Es ist kein Zufall, dass Hamburg seit langem und Berlin in Kürze den manipulationssicheren Fiskaltaxameter im Einsatz haben (werden). In beiden Städten waren die Umsatzunterdrückungen so gravierend, dass die verantwortlichen Genehmigungsbehörden einfach handeln mussten. Sie wurden und werden dabei von den dortigen Taxiverbänden tatkräftig unterstützt.
Zahlreiche Gutachten im Rest Deutschlands weisen allerdings auch den Verdacht auf eine hohe Anzahl an Steuerbetrügern im Taxigewerbe auf. Mit dem Auslaufen der Übergangsfrist und dem nun möglichen konsequenten Anwendung der Vorgaben des BMF-Schreibens könnte der Taximarkt von den schwarzen Schafen befreit werden.

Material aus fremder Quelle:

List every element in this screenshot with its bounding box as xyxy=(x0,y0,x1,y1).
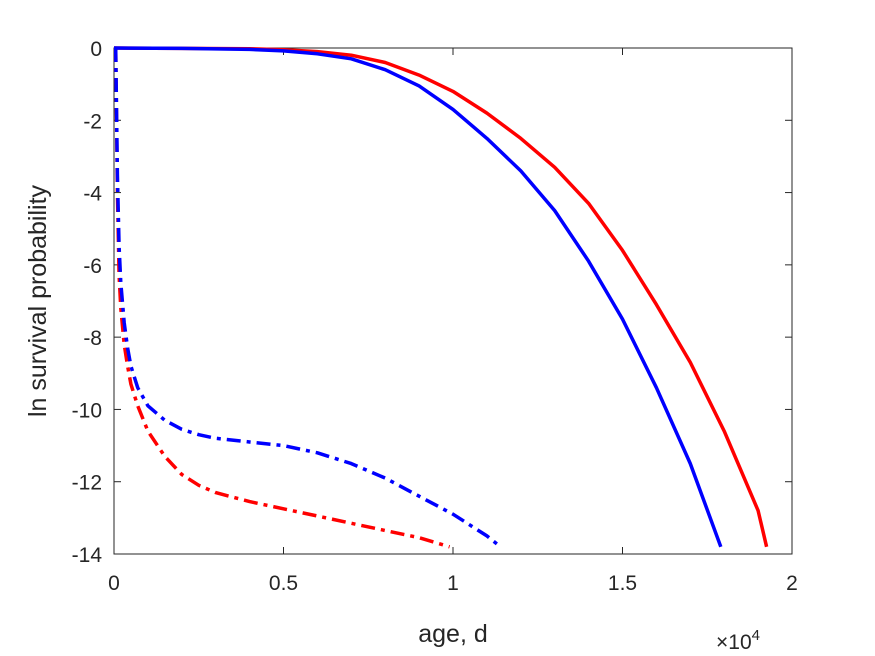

Hamburg hat das schon bewiesen, Berlin versucht es wenigstens. Finanzdirektionen und Aufsichtsbehörden im Rest Deutschlands müssen sich den Vorwurf gefallen lassen, durch Untätigkeit zu Komplizen der schwarzen Schafe zu werden.
Jürgen Hartmann
Meine örtliche Großzentrale (knapp 500 Wagen) sowie der hiesige Fachverband haben bislang keinerlei Anstrengungen unternommen dem bunten Treiben in der Branche Einhalt zu gebieten. Das Gegenteil ist der Fall: Durch permanente Beschönigung und aktive Verschleierung der wahren Verhältnisse wird versucht die Gepflogenheiten der großen Mehrwagenunternehmen bei Umsatzverkürzung, Steuerhinterziehung und Mindestlohnenthaltung zu decken.

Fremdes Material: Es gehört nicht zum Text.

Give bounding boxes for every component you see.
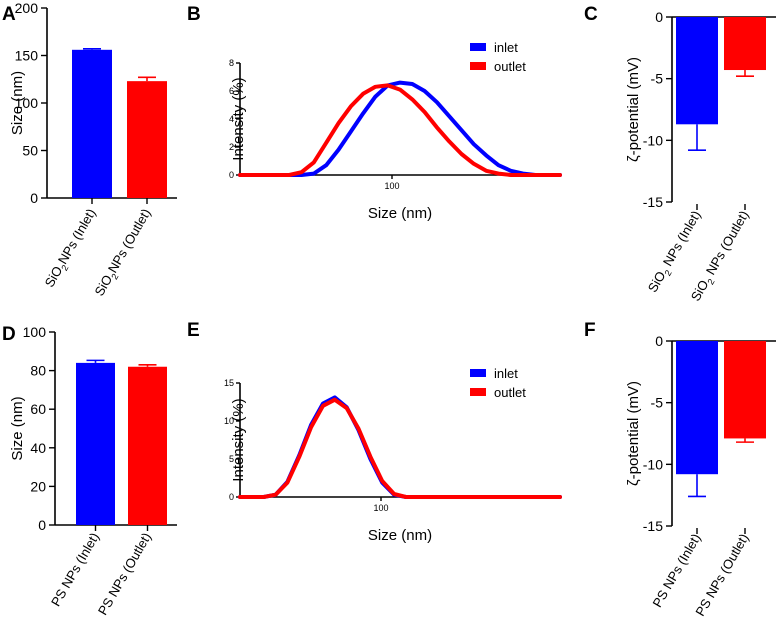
y-tick-label: -5 bbox=[651, 71, 664, 87]
panel-letter: B bbox=[187, 4, 201, 25]
y-tick-label: 0 bbox=[30, 190, 38, 206]
bar-inlet bbox=[676, 341, 718, 475]
y-axis-label: Intensity (%) bbox=[230, 398, 247, 481]
y-axis-label: Intensity (%) bbox=[230, 77, 247, 160]
series-line-outlet bbox=[238, 83, 562, 177]
panel-letter: D bbox=[2, 324, 16, 345]
y-tick-label: 100 bbox=[15, 95, 39, 111]
panel-B-intensity-line-chart: B 0 2 4 6 8 100 inlet outlet Intensity (%) Size (n… bbox=[187, 4, 562, 222]
series-line-inlet bbox=[238, 80, 562, 177]
category-label: SiO2NPs (Inlet) bbox=[42, 206, 102, 291]
category-label: PS NPs (Outlet) bbox=[95, 530, 154, 618]
y-tick-label: 15 bbox=[224, 378, 234, 388]
y-tick-label: 0 bbox=[229, 170, 234, 180]
y-tick-label: 20 bbox=[30, 478, 46, 494]
y-axis-label: ζ-potential (mV) bbox=[625, 57, 642, 162]
y-tick-label: 0 bbox=[38, 517, 46, 533]
category-label: PS NPs (Inlet) bbox=[649, 531, 703, 610]
y-tick-label: 150 bbox=[15, 48, 39, 64]
y-tick-label: 100 bbox=[23, 324, 47, 340]
panel-letter: C bbox=[584, 4, 598, 25]
category-label: SiO2NPs (Outlet) bbox=[92, 206, 157, 300]
panel-D-size-bar-chart: D 0 20 40 60 80 100 PS NPs (Inlet)PS NPs (Outle… bbox=[2, 324, 177, 618]
legend-label-outlet: outlet bbox=[494, 385, 526, 400]
y-tick-label: 60 bbox=[30, 401, 46, 417]
y-axis-label: Size (nm) bbox=[9, 396, 26, 460]
y-tick-label: 0 bbox=[229, 492, 234, 502]
bar-outlet bbox=[128, 366, 167, 525]
x-tick-label: 100 bbox=[384, 181, 399, 191]
y-tick-label: 0 bbox=[655, 333, 663, 349]
y-tick-label: 2 bbox=[229, 142, 234, 152]
legend-label-inlet: inlet bbox=[494, 366, 518, 381]
y-tick-label: 10 bbox=[224, 416, 234, 426]
bar-outlet bbox=[724, 341, 766, 439]
y-tick-label: 40 bbox=[30, 440, 46, 456]
y-tick-label: -15 bbox=[643, 194, 663, 210]
legend-label-outlet: outlet bbox=[494, 59, 526, 74]
y-axis-label: ζ-potential (mV) bbox=[625, 381, 642, 486]
x-axis-label: Size (nm) bbox=[368, 527, 432, 544]
panel-letter: E bbox=[187, 320, 200, 341]
panel-letter: A bbox=[2, 4, 16, 25]
y-axis-label: Size (nm) bbox=[9, 71, 26, 135]
y-tick-label: -10 bbox=[643, 132, 663, 148]
x-axis-label: Size (nm) bbox=[368, 205, 432, 222]
y-tick-label: 200 bbox=[15, 0, 39, 16]
bar-outlet bbox=[724, 17, 766, 71]
y-tick-label: 50 bbox=[22, 143, 38, 159]
y-tick-label: 5 bbox=[229, 454, 234, 464]
panel-A-size-bar-chart: A 0 50 100 150 200 SiO2NPs (Inlet)SiO2NPs (Out… bbox=[2, 0, 177, 300]
bar-outlet bbox=[127, 81, 167, 198]
y-tick-label: 8 bbox=[229, 58, 234, 68]
series-line-outlet bbox=[238, 397, 562, 499]
y-tick-label: -5 bbox=[651, 395, 664, 411]
bar-inlet bbox=[76, 362, 115, 525]
y-tick-label: -15 bbox=[643, 518, 663, 534]
category-label: PS NPs (Inlet) bbox=[48, 530, 102, 609]
y-tick-label: -10 bbox=[643, 456, 663, 472]
y-tick-label: 80 bbox=[30, 363, 46, 379]
panel-E-intensity-line-chart: E 0 5 10 15 100 inlet outlet Intensity (%) Size (… bbox=[187, 320, 562, 544]
bar-inlet bbox=[676, 17, 718, 125]
legend-label-inlet: inlet bbox=[494, 40, 518, 55]
y-tick-label: 6 bbox=[229, 86, 234, 96]
y-tick-label: 4 bbox=[229, 114, 234, 124]
x-tick-label: 100 bbox=[373, 503, 388, 513]
category-label: PS NPs (Outlet) bbox=[692, 531, 751, 619]
bar-inlet bbox=[72, 49, 112, 198]
y-tick-label: 0 bbox=[655, 9, 663, 25]
panel-letter: F bbox=[584, 320, 596, 341]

Der Schlußsatz hätte richtigerweise besser lauten sollen:
Finanzdirektionen und Aufsichtsbehörden SOWIE (immer noch) VIELE TAXIZENTRALEN UND REGIONALVERBÄNDE UND ÖRTLICHE FACHVEREINIGUNGEN im Rest Deutschlands müssen sich den Vorwurf gefallen lassen, durch Untätigkeit zu Komplizen der schwarzen Schafe zu werden.